La participación se llevó adelante a través de la Oficina de Solución Alternativa de Conflictos de la localidad de El Hoyo, perteneciente al Ministerio Público Fiscal , jurisdicción Lago Puelo.
En este marco, la Dra. Samanta Claro Desiderio presentó una ponencia sobre “Fortalecimiento del tejido social para construir Paz”, donde compartió experiencias y prácticas desarrolladas en el territorio del noroeste de Chubut. Asimismo, la Dra. Adriana Cecilia Calfupan formó parte del encuentro en calidad de asistente y colaboradora.
El congreso y el foro se desarrollaron del 16 al 18 de marzo en la Ciudad Autónoma de Buenos Aires, con sede en el Colegio Público de la Abogacía de la Capital Federal y en la Facultad de Derecho de la Universidad de Buenos Aires (UBA), contando con la participación de referentes institucionales, operadores judiciales y especialistas nacionales e internacionales.
Un eje central fue el abordaje de la justicia juvenil restaurativa, temática de especial relevancia en el contexto actual de revisión y proyección de prácticas, ante la nueva normativa penal juvenil. Los intercambios permitieron reflexionar sobre dispositivos, prácticas y enfoques orientados a construir respuestas más integrales, donde la responsabilidad, el acompañamiento y la posibilidad de reparación ocupen un lugar central en los procesos que involucran a adolescentes.
Como expresó la Dra. Samanta Claro Desiderio en el cierre de su ponencia: “En mi opinión el paradigma restaurativo resulta evolutivo, atento a que advierte la complejidad en la que se desarrollan los conflictos que acompaño, porque nos permite integrar, aceptar la diversidad, reconocer a todas las partes como legítimas del proceso de reparación del tejido social y acompañar en la construcción de una convivencia pacífica.

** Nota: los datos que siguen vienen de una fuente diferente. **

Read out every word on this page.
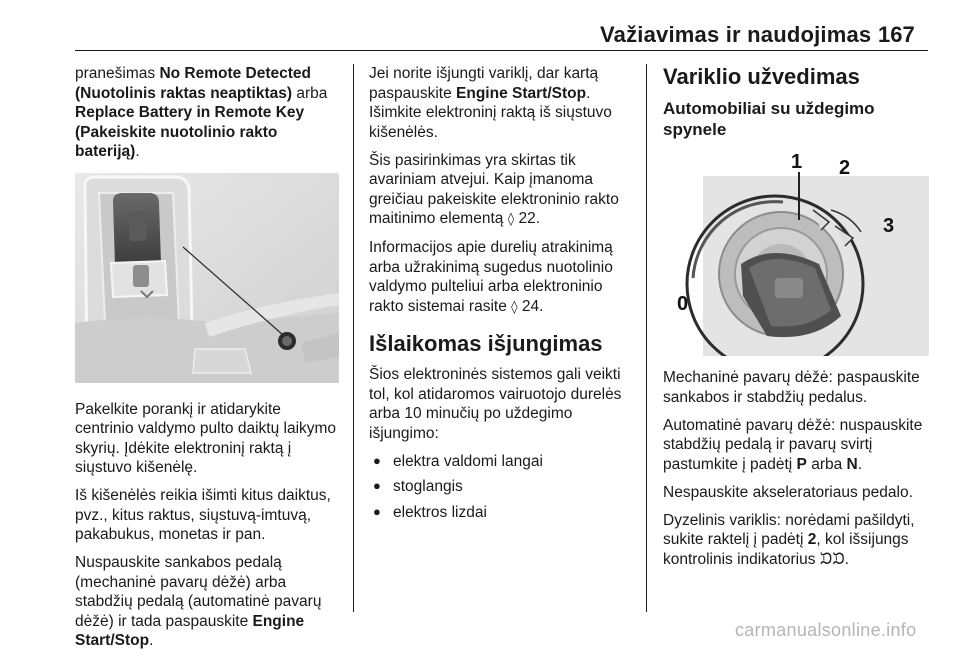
Važiavimas ir naudojimas 167

pranešimas No Remote Detected (Nuotolinis raktas neaptiktas) arba Replace Battery in Remote Key (Pakeiskite nuotolinio rakto bateriją).

Pakelkite porankį ir atidarykite centrinio valdymo pulto daiktų laikymo skyrių. Įdėkite elektroninį raktą į siųstuvo kišenėlę.

Iš kišenėlės reikia išimti kitus daiktus, pvz., kitus raktus, siųstuvą-imtuvą, pakabukus, monetas ir pan.

Nuspauskite sankabos pedalą (mechaninė pavarų dėžė) arba stabdžių pedalą (automatinė pavarų dėžė) ir tada paspauskite Engine Start/Stop.

Jei norite išjungti variklį, dar kartą paspauskite Engine Start/Stop. Išimkite elektroninį raktą iš siųstuvo kišenėlės.

Šis pasirinkimas yra skirtas tik avariniam atvejui. Kaip įmanoma greičiau pakeiskite elektroninio rakto maitinimo elementą ◊ 22.

Informacijos apie durelių atrakinimą arba užrakinimą sugedus nuotolinio valdymo pulteliui arba elektroninio rakto sistemai rasite ◊ 24.

Išlaikomas išjungimas

Šios elektroninės sistemos gali veikti tol, kol atidaromos vairuotojo durelės arba 10 minučių po uždegimo išjungimo:

● elektra valdomi langai
● stoglangis
● elektros lizdai
Variklio užvedimas
Automobiliai su uždegimo spynele
1 2
3
0

Mechaninė pavarų dėžė: paspauskite sankabos ir stabdžių pedalus.

Automatinė pavarų dėžė: nuspauskite stabdžių pedalą ir pavarų svirtį pastumkite į padėtį P arba N.

Nespauskite akseleratoriaus pedalo.

Dyzelinis variklis: norėdami pašildyti, sukite raktelį į padėtį 2, kol išsijungs kontrolinis indikatorius ᙃᙃ.

carmanualsonline.info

En definitiva, el trabajo que realizamos no encuentra su límite en la intervención en un expediente penal, sino que despliega una tarea más amplia de construcción de ciudadanía. Cada proceso restaurativo transitado, representa una experiencia concreta donde la responsabilidad, la reparación y el diálogo se vuelven prácticas vividas, donde, en mi opinión, se expresa su potencial transformador.
Creo profundamente que, en cada proceso restaurativo, donde el conflicto se transforma en diálogo y el reconocimiento reemplaza al enfrentamiento, se siembra en lo cotidiano una semilla silenciosa de paz social, sostenida por la responsabilidad compartida.”
La participación de la Oficina de Solución Alternativa de Conflictos en este tipo de instancias reafirma el compromiso con una justicia más humana y cercana, en constante diálogo con los desafíos actuales y las transformaciones necesarias.